Surprise Me - codepath/compsci_guides GitHub Wiki
TIP102 Unit 6 Session 2 Advanced (Click for link to problem statements)
Problem Highlights
- 💡 Difficulty: Medium
- ⏰ Time to complete: 20-30 mins
- 🛠️ Topics: Linked Lists, Random Selection, Reservoir Sampling
1: U-nderstand
Understand what the interviewer is asking for by using test cases and questions about the problem.
- Q: What does the problem ask for?
- A: The problem asks to return a random node's value from a singly linked list.
- A: Each node must have the same probability of being chosen.

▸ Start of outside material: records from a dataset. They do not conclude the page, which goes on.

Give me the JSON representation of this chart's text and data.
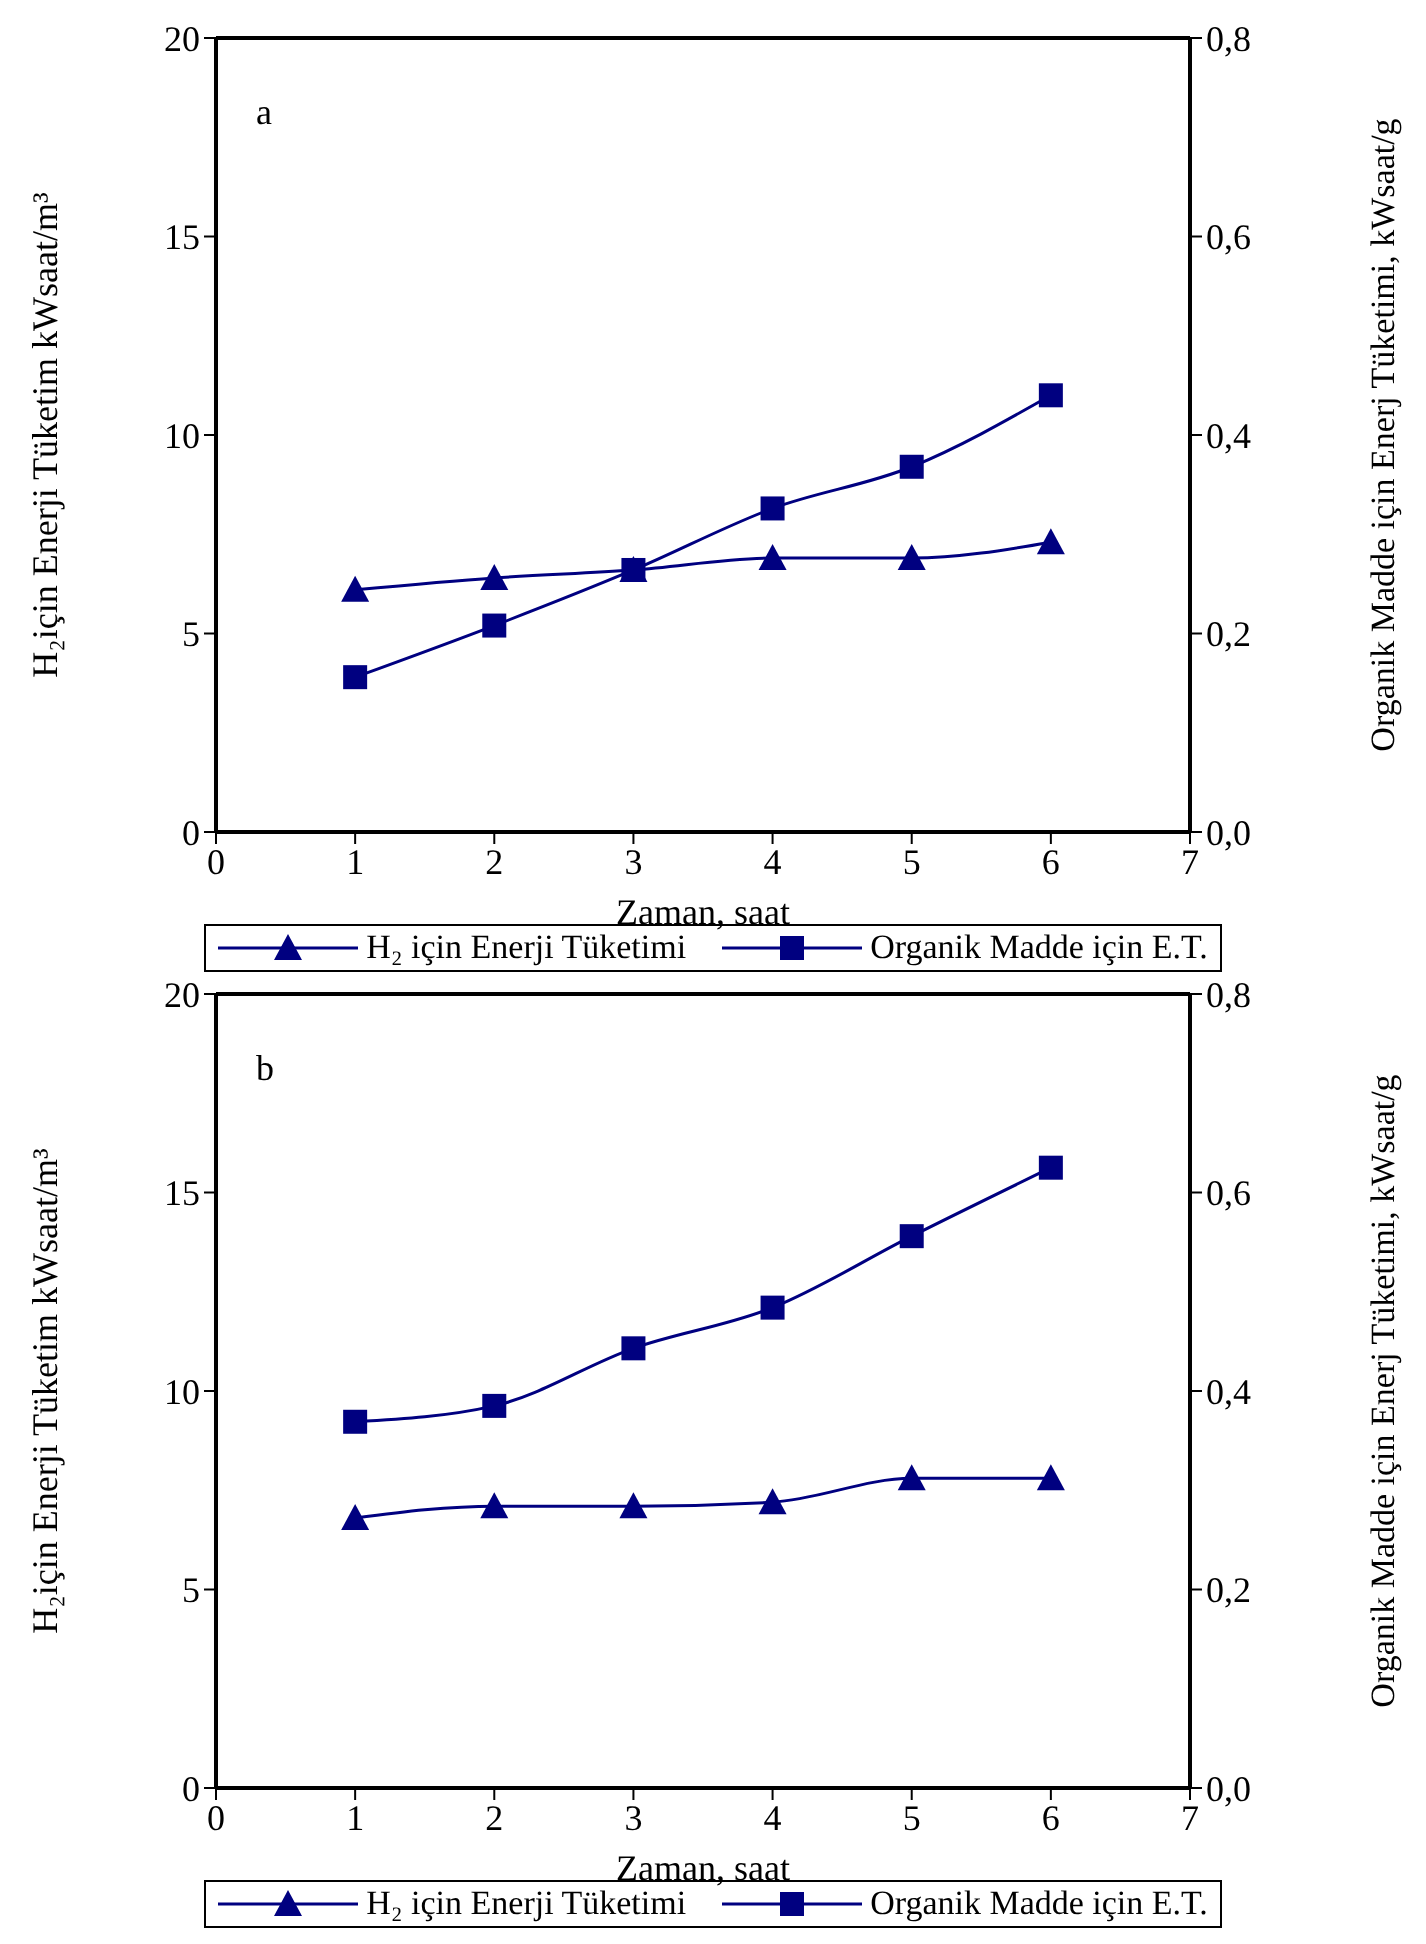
{
  "chart_data": [
    {
      "type": "line",
      "annotations": [
        "a"
      ],
      "xlabel": "Zaman, saat",
      "ylabel": "H₂için Enerji Tüketim kWsaat/m³",
      "y2label": "Organik Madde için Enerj Tüketimi, kWsaat/g",
      "x": [
        1,
        2,
        3,
        4,
        5,
        6
      ],
      "xlim": [
        0,
        7
      ],
      "xticks": [
        0,
        1,
        2,
        3,
        4,
        5,
        6,
        7
      ],
      "ylim": [
        0,
        20
      ],
      "yticks": [
        0,
        5,
        10,
        15,
        20
      ],
      "y2lim": [
        0,
        0.8
      ],
      "y2ticks": [
        {
          "value": 0,
          "label": "0,0"
        },
        {
          "value": 0.2,
          "label": "0,2"
        },
        {
          "value": 0.4,
          "label": "0,4"
        },
        {
          "value": 0.6,
          "label": "0,6"
        },
        {
          "value": 0.8,
          "label": "0,8"
        }
      ],
      "legend": "bottom",
      "grid": false,
      "series": [
        {
          "name": "H₂ için Enerji Tüketimi",
          "color": "#000080",
          "marker": "triangle",
          "values": [
            6.1,
            6.4,
            6.6,
            6.9,
            6.9,
            7.3
          ]
        },
        {
          "name": "Organik Madde için E.T.",
          "color": "#000080",
          "marker": "square",
          "axis": "y2",
          "values": [
            0.156,
            0.208,
            0.264,
            0.326,
            0.368,
            0.44
          ]
        }
      ]
    },
    {
      "type": "line",
      "annotations": [
        "b"
      ],
      "xlabel": "Zaman, saat",
      "ylabel": "H₂için Enerji Tüketim kWsaat/m³",
      "y2label": "Organik Madde için Enerj Tüketimi, kWsaat/g",
      "x": [
        1,
        2,
        3,
        4,
        5,
        6
      ],
      "xlim": [
        0,
        7
      ],
      "xticks": [
        0,
        1,
        2,
        3,
        4,
        5,
        6,
        7
      ],
      "ylim": [
        0,
        20
      ],
      "yticks": [
        0,
        5,
        10,
        15,
        20
      ],
      "y2lim": [
        0,
        0.8
      ],
      "y2ticks": [
        {
          "value": 0,
          "label": "0,0"
        },
        {
          "value": 0.2,
          "label": "0,2"
        },
        {
          "value": 0.4,
          "label": "0,4"
        },
        {
          "value": 0.6,
          "label": "0,6"
        },
        {
          "value": 0.8,
          "label": "0,8"
        }
      ],
      "legend": "bottom",
      "grid": false,
      "series": [
        {
          "name": "H₂ için Enerji Tüketimi",
          "color": "#000080",
          "marker": "triangle",
          "values": [
            6.8,
            7.1,
            7.1,
            7.2,
            7.8,
            7.8
          ]
        },
        {
          "name": "Organik Madde için E.T.",
          "color": "#000080",
          "marker": "square",
          "axis": "y2",
          "values": [
            0.369,
            0.385,
            0.443,
            0.484,
            0.556,
            0.625
          ]
        }
      ]
    }
  ]
}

- Q: What should be returned?
- A: The function should return the value of a randomly chosen node.
HAPPY CASE
Input:
- catalogue = Node(('Homegoing', 'Yaa Gyasi'), Node(('Pachinko', 'Min Jin Lee'), Node(('The Night Watchman', 'Louise Erdrich'))))
Output:
- One of the book titles and authors from the list should be returned with equal probability.
EDGE CASE
Input:
- catalogue = Node(('Only Book', 'Author'))
Output:
- ('Only Book', 'Author')
Explanation:
- There is only one node in the list, so it should always be returned.
2: M-atch
Match what this problem looks like to known categories of problems, e.g. Random Selection, Linked Lists, etc.
For Linked List problems involving Random Selection, we want to consider the following approaches:
- Reservoir Sampling: This algorithm allows us to randomly select an element from a stream (or linked list in this case) with uniform probability.
- Traversal: Traverse the linked list and decide whether to update the chosen value based on a random selection.
3: P-lan
Plan the solution with appropriate visualizations and pseudocode.
General Idea: We will traverse the linked list, and for each node, randomly decide whether to update the chosen value using reservoir sampling.
1) Initialize `result` to `None`.
2) Initialize a counter `index` to 0.
3) Traverse the linked list:
- For each node, generate a random integer between 0 and `index`.
- If the random integer is 0, update `result` to the current node's value.
- Increment `index` by 1.
4) After traversing the list, return `result`.
⚠️ Common Mistakes
- Forgetting to handle cases where the list is empty.
- Incorrectly managing random number generation, leading to biased selection.
4: I-mplement
Implement the code to solve the algorithm.
import random
class Node:
def __init__(self, value, next=None):
self.value = value
self.next = next
def get_random(catalogue):
result = None
current = catalogue
index = 0
while current:
# Randomly decide if we should update the result with current node's value
if random.randint(0, index) == 0:
result = current.value
current = current.next
index += 1
return result
5: R-eview
Review the code by running specific example(s) and recording values (watchlist) of your code's variables along the way.
- Example: Use the provided
catalogue
linked list with multiple books to verify that the function correctly returns a random book with equal probability.
6: E-valuate
Evaluate the performance of your algorithm and state any strong/weak or future potential work.
Assume N
represents the length of the linked list.
- Time Complexity:
O(N)
because we traverse the entire linked list once. - Space Complexity:
O(1)
because the algorithm uses a constant amount of extra space for the result and index variables.